I urged Margaret to explain how she can separate herself from the church, though she is still a nun.

"I will stay in and chide the men as often as I have the chance. The church is mine. I am in the church. I will die faithful."

That day, I sensed her anticipated exit was drawing near. When we said goodbye, I hugged Margaret and kissed her cheek.

"There's some things I've told you that I've never told anybody else," she said, widening her watery eyes.

She was leaving in two days to see her biological sisters, who were meeting in Scottsdale, Ariz. I was looking forward to getting together with her when she returned.

But that was not to happen.

Sunday: Sister Margaret faces the fight of her life.

Why most nuns today don't wear habits

Since 1965, the number of nuns in this country has declined from 180,000 to just 73,000 today. Dozens of orders have closed; others are merging to survive.

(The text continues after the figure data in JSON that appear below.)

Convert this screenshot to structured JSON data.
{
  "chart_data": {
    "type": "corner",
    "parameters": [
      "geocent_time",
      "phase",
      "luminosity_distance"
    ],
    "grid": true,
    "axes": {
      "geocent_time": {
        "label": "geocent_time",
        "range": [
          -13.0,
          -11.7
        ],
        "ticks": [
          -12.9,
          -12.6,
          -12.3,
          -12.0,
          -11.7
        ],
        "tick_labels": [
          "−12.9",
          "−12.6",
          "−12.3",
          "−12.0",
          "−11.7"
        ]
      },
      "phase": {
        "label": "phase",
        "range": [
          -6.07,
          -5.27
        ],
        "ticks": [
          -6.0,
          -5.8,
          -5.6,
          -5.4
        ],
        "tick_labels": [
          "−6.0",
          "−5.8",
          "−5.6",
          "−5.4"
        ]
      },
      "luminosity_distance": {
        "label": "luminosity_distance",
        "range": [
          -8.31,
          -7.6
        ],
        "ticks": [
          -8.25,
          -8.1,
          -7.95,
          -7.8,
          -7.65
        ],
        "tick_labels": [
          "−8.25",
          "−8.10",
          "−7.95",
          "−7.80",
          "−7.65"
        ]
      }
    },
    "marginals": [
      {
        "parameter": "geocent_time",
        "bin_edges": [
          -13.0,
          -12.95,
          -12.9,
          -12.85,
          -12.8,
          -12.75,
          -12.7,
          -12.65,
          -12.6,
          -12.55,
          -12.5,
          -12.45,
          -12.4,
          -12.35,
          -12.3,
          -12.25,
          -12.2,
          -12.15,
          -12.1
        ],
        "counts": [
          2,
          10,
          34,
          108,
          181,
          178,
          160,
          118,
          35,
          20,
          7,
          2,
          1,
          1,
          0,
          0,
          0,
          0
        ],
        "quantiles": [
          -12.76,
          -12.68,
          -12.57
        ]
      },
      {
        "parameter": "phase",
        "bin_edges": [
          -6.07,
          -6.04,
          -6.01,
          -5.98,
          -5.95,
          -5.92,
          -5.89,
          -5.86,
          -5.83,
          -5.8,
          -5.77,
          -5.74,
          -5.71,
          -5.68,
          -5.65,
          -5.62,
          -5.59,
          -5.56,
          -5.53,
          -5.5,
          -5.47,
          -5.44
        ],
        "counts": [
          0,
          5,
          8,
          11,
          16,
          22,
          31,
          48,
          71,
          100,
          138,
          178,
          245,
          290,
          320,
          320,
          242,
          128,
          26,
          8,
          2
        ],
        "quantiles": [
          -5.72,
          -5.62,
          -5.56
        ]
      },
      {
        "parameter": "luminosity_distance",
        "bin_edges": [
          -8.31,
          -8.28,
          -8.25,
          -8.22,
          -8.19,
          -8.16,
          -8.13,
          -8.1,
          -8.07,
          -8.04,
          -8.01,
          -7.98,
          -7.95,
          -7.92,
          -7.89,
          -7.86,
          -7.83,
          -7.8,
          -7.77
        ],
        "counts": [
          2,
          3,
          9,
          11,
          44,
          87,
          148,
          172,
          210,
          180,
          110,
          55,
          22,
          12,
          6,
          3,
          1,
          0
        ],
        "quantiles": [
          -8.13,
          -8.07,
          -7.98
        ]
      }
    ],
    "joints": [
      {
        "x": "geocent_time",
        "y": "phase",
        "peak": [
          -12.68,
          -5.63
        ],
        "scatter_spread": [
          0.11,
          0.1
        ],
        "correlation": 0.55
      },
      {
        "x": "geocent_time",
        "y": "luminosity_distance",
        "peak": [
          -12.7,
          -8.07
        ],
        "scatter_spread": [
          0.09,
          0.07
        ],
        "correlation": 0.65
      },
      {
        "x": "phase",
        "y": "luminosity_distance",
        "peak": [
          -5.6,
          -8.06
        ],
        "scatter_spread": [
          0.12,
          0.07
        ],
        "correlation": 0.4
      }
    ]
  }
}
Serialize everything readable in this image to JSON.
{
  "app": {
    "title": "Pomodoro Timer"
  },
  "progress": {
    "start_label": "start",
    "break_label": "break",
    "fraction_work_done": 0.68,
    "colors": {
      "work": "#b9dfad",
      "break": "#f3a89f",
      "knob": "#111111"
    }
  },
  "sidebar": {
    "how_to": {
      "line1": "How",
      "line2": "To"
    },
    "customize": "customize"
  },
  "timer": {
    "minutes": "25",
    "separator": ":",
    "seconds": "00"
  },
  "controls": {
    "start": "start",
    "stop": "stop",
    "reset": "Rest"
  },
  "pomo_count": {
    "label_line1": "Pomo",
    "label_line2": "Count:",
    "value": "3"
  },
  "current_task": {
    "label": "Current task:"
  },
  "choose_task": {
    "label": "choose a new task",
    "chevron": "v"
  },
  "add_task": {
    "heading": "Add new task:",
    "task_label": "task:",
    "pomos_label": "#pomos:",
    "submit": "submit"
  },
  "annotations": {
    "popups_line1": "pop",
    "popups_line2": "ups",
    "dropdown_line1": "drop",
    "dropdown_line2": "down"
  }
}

Despite the prevailing myth that nuns are financially supported by the Catholic Church, most women's religious orders are independent entities, sanctioned by the Church but not dependent on it. Historically, nun orders have financed themselves through institutional works, such as running schools or hospitals.

Today, the majority of nuns do not wear habits. Many live in apartments separate from their convents. Modern nuns are employed in a variety of occupations, including psychologists, professors, lawyers, massage therapists, social workers, political activists and prison chaplains. Their salaries are deposited directly into the order's coffers and they are issued a monthly stipend in order to cover personal expenses.

Catholic sisters have more freedom today in the way they dress, the jobs they choose and even how they practice their spirituality. Because they work less and less under the direct auspices of the Catholic Church, they are freer to express their beliefs and allowed to incorporate other religions into their practices, such as Buddhism, as long as those practices don't conflict with Catholic tenets.